Mas, antes aparecer um sutiã do que um pedaço dos seios, como aconteceu com a Christina Ricci.
Acredito que a proposta do vestido, que eu particularmente achei muito cheio de informação, era que a transparência da renda ficasse na região do abdomem, mas algo saiu errado, e a impressão que ficou é que os seios apareceram por força da gravidade.

Diane Kruger em uma versão um pouco mais comportada, mas nem tanto, como se vê na foto que ela está de lado.
Precisava? Funciona na vida real?
Eu acho que não precisava, e que não funciona, pois não consigo pensar em um lugar, ou evento, onde você possa ir de vestido de renda transparente, só com um body por baixo sem causar verdadeira comoção...

E renda transparente assim, só na lateral e lugares estratégicos? Acho bonito.

Porém, exige cuidados.
No caso da cantora Kelly Rowland, como se vê na foto do detalhe do vestido, a calcinha aparece onde não deveria.
Esse tipo de detalhe não combina com pedaço de calcinha aparecendo, deve ser usado como fez Julia Restoin-Roitfeld, filha da Carine .
Se até agora, você gostou do resultado das transparências que apresentei, a foto acima é para comprovar que não é fácil não.
E para provar que não é só no Brasil que é dificil ver algo assim, a foto acima é da americana Julie Atlas Muz no Festival de Cannes deste ano.
Se dói ver na foto, imagina pessoalmente.
Mas, não dá para usar renda e transparência então?
Claro que é possível usar de forma elegante sim.

Pode ser de uma forma bem suave para diminuir o impacto do decotão, como usou a atriz Willa Holland.

Vestido de renda escura com fundo claro, como esse da Sabrina Sato, sempre fica lindo.
Mas será que o efeito chique seria o mesmo se ao invés do fundo claro, ela usasse apenas a renda com um body? Duvido.

A atriz Nikki Reed ousou na transparência, mas os detalhes com penas e os bordados chamam mais a atenção e tornam tudo mais leve, achei bonito.

A francesa Marion Cotillard em mais um exemplo de como renda escura com fundo claro fica chiquérrimo.
Para terminar, dois modelos, um de transparência e outro de renda, que eu acho muito bonito.

Mariana Ximenes em um modelito maravilhoso e nada dificil de copiar.

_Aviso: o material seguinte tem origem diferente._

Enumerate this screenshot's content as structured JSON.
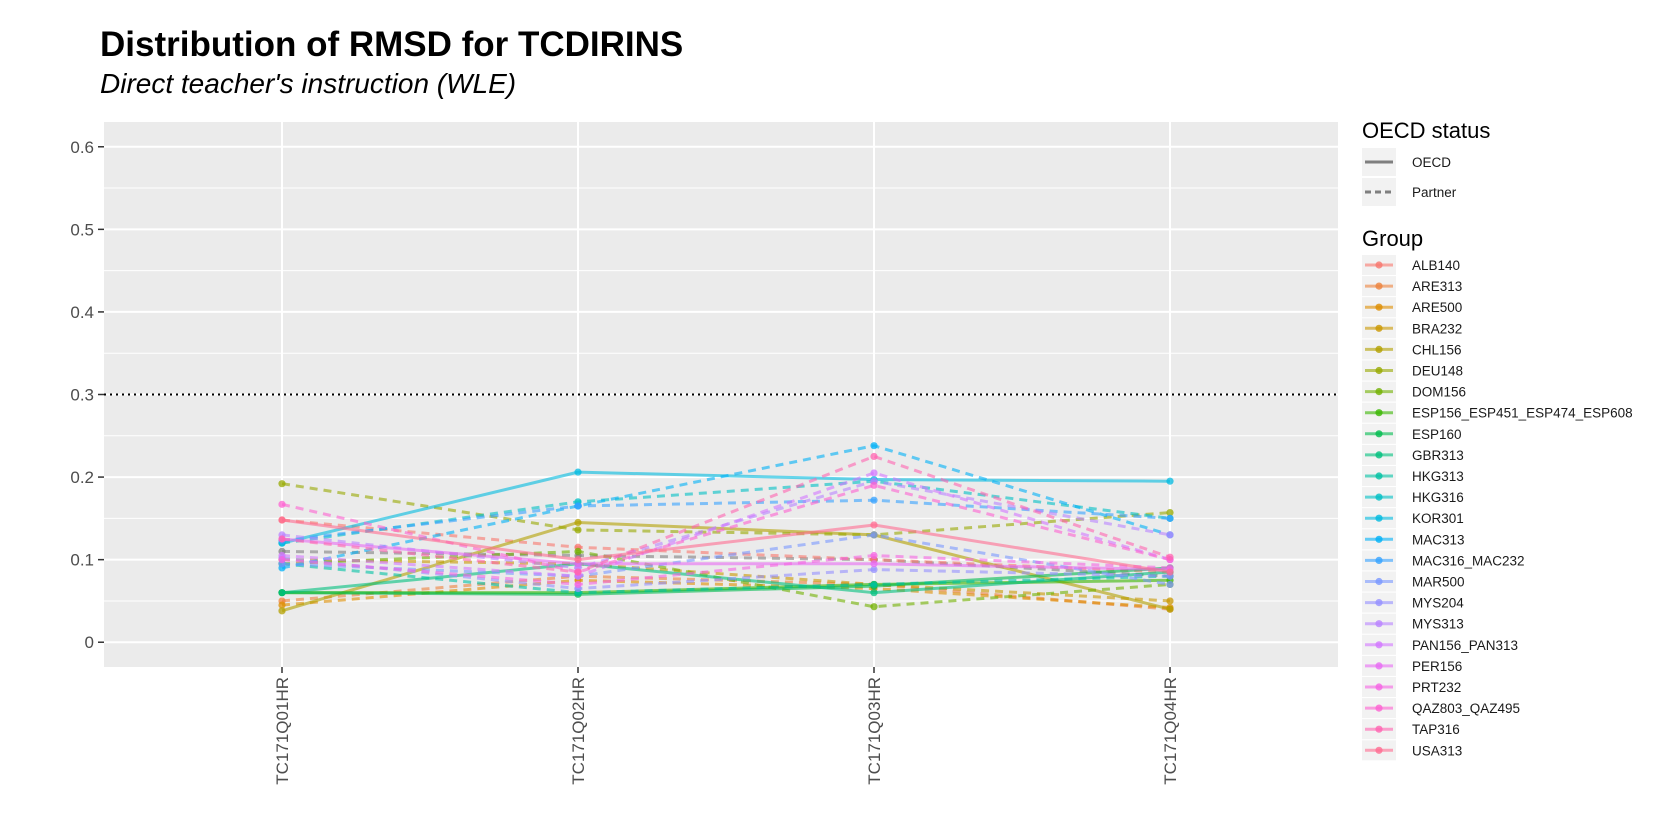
{
  "chart_data": {
    "type": "line",
    "title": "Distribution of RMSD for TCDIRINS",
    "subtitle": "Direct teacher's instruction (WLE)",
    "xlabel": "",
    "ylabel": "",
    "categories": [
      "TC171Q01HR",
      "TC171Q02HR",
      "TC171Q03HR",
      "TC171Q04HR"
    ],
    "ylim": [
      -0.03,
      0.63
    ],
    "yticks": [
      0,
      0.1,
      0.2,
      0.3,
      0.4,
      0.5,
      0.6
    ],
    "ytick_labels": [
      "0",
      "0.1",
      "0.2",
      "0.3",
      "0.4",
      "0.5",
      "0.6"
    ],
    "reference_line": 0.3,
    "grid": true,
    "legend_position": "right",
    "legend_linetype": {
      "title": "OECD status",
      "items": [
        {
          "label": "OECD",
          "dash": "solid"
        },
        {
          "label": "Partner",
          "dash": "dashed"
        }
      ]
    },
    "legend_group_title": "Group",
    "series": [
      {
        "name": "ALB140",
        "color": "#F8766D",
        "dash": "dashed",
        "values": [
          0.148,
          0.115,
          0.1,
          0.085
        ]
      },
      {
        "name": "ARE313",
        "color": "#EC823C",
        "dash": "dashed",
        "values": [
          0.05,
          0.08,
          0.07,
          0.04
        ]
      },
      {
        "name": "ARE500",
        "color": "#DD8D00",
        "dash": "dashed",
        "values": [
          0.045,
          0.075,
          0.065,
          0.042
        ]
      },
      {
        "name": "BRA232",
        "color": "#CA9700",
        "dash": "dashed",
        "values": [
          0.1,
          0.095,
          0.07,
          0.05
        ]
      },
      {
        "name": "CHL156",
        "color": "#B3A000",
        "dash": "solid",
        "values": [
          0.038,
          0.145,
          0.13,
          0.04
        ]
      },
      {
        "name": "DEU148",
        "color": "#97A900",
        "dash": "dashed",
        "values": [
          0.192,
          0.136,
          0.13,
          0.157
        ]
      },
      {
        "name": "DOM156",
        "color": "#72B000",
        "dash": "dashed",
        "values": [
          0.095,
          0.11,
          0.043,
          0.07
        ]
      },
      {
        "name": "ESP156_ESP451_ESP474_ESP608",
        "color": "#39B600",
        "dash": "solid",
        "values": [
          0.06,
          0.06,
          0.07,
          0.075
        ]
      },
      {
        "name": "ESP160",
        "color": "#00BB4E",
        "dash": "solid",
        "values": [
          0.06,
          0.058,
          0.068,
          0.09
        ]
      },
      {
        "name": "GBR313",
        "color": "#00BF7D",
        "dash": "solid",
        "values": [
          0.06,
          0.095,
          0.06,
          0.085
        ]
      },
      {
        "name": "HKG313",
        "color": "#00C1A3",
        "dash": "dashed",
        "values": [
          0.095,
          0.06,
          0.07,
          0.08
        ]
      },
      {
        "name": "HKG316",
        "color": "#00BFC4",
        "dash": "dashed",
        "values": [
          0.12,
          0.17,
          0.195,
          0.15
        ]
      },
      {
        "name": "KOR301",
        "color": "#00BAE0",
        "dash": "solid",
        "values": [
          0.12,
          0.206,
          0.197,
          0.195
        ]
      },
      {
        "name": "MAC313",
        "color": "#00B0F6",
        "dash": "dashed",
        "values": [
          0.09,
          0.165,
          0.238,
          0.13
        ]
      },
      {
        "name": "MAC316_MAC232",
        "color": "#35A2FF",
        "dash": "dashed",
        "values": [
          0.123,
          0.165,
          0.172,
          0.15
        ]
      },
      {
        "name": "MAR500",
        "color": "#7997FF",
        "dash": "dashed",
        "values": [
          0.095,
          0.08,
          0.13,
          0.07
        ]
      },
      {
        "name": "MYS204",
        "color": "#9590FF",
        "dash": "dashed",
        "values": [
          0.102,
          0.065,
          0.088,
          0.08
        ]
      },
      {
        "name": "MYS313",
        "color": "#B983FF",
        "dash": "dashed",
        "values": [
          0.13,
          0.09,
          0.195,
          0.13
        ]
      },
      {
        "name": "PAN156_PAN313",
        "color": "#D277FF",
        "dash": "dashed",
        "values": [
          0.105,
          0.08,
          0.205,
          0.1
        ]
      },
      {
        "name": "PER156",
        "color": "#E76BF3",
        "dash": "solid",
        "values": [
          0.125,
          0.095,
          0.095,
          0.088
        ]
      },
      {
        "name": "PRT232",
        "color": "#F564E3",
        "dash": "dashed",
        "values": [
          0.1,
          0.07,
          0.105,
          0.09
        ]
      },
      {
        "name": "QAZ803_QAZ495",
        "color": "#FD61D1",
        "dash": "dashed",
        "values": [
          0.167,
          0.085,
          0.19,
          0.1
        ]
      },
      {
        "name": "TAP316",
        "color": "#FF64B0",
        "dash": "dashed",
        "values": [
          0.125,
          0.085,
          0.225,
          0.103
        ]
      },
      {
        "name": "USA313",
        "color": "#FF6C91",
        "dash": "solid",
        "values": [
          0.148,
          0.1,
          0.142,
          0.085
        ]
      }
    ],
    "reference_overlay": {
      "color": "#808080",
      "dash": "dashed",
      "values": [
        0.11,
        0.105,
        0.1,
        0.08
      ]
    }
  }
}
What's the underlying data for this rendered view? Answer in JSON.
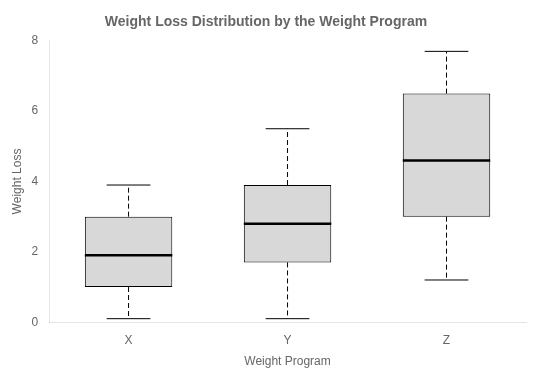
{
  "chart_data": {
    "type": "box",
    "title": "Weight Loss Distribution by the Weight Program",
    "xlabel": "Weight Program",
    "ylabel": "Weight Loss",
    "categories": [
      "X",
      "Y",
      "Z"
    ],
    "values": [
      {
        "whislo": 0.1,
        "q1": 1.0,
        "med": 1.9,
        "q3": 3.0,
        "whishi": 3.9
      },
      {
        "whislo": 0.1,
        "q1": 1.7,
        "med": 2.8,
        "q3": 3.9,
        "whishi": 5.5
      },
      {
        "whislo": 1.2,
        "q1": 3.0,
        "med": 4.6,
        "q3": 6.5,
        "whishi": 7.7
      }
    ],
    "color": "#d8d8d8",
    "ylim": [
      0,
      8
    ],
    "yticks": [
      0,
      2,
      4,
      6,
      8
    ],
    "grid": false
  }
}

E Olivia Palermo com um vestido de renda cheio de bossa (acho tão bonitinho falar isso..rs..).
Então, a questão: é possível ser fashionista ao extremo e trazer para vida real a proposta dos estilistas, por mais que você não seja editora da Vogue (seja da francesa ou japonesa), cantora ou atriz famosa? Tem coisa que não funciona nem em red carpet?
E mais: se você encontrar uma mulher usando o combo: vestido de renda + body, você dirá: nossa, essa é antenada, super seguindo Dolce & Gabbanna, ou, dirá que que a moça é amiga da Rita Cadilac?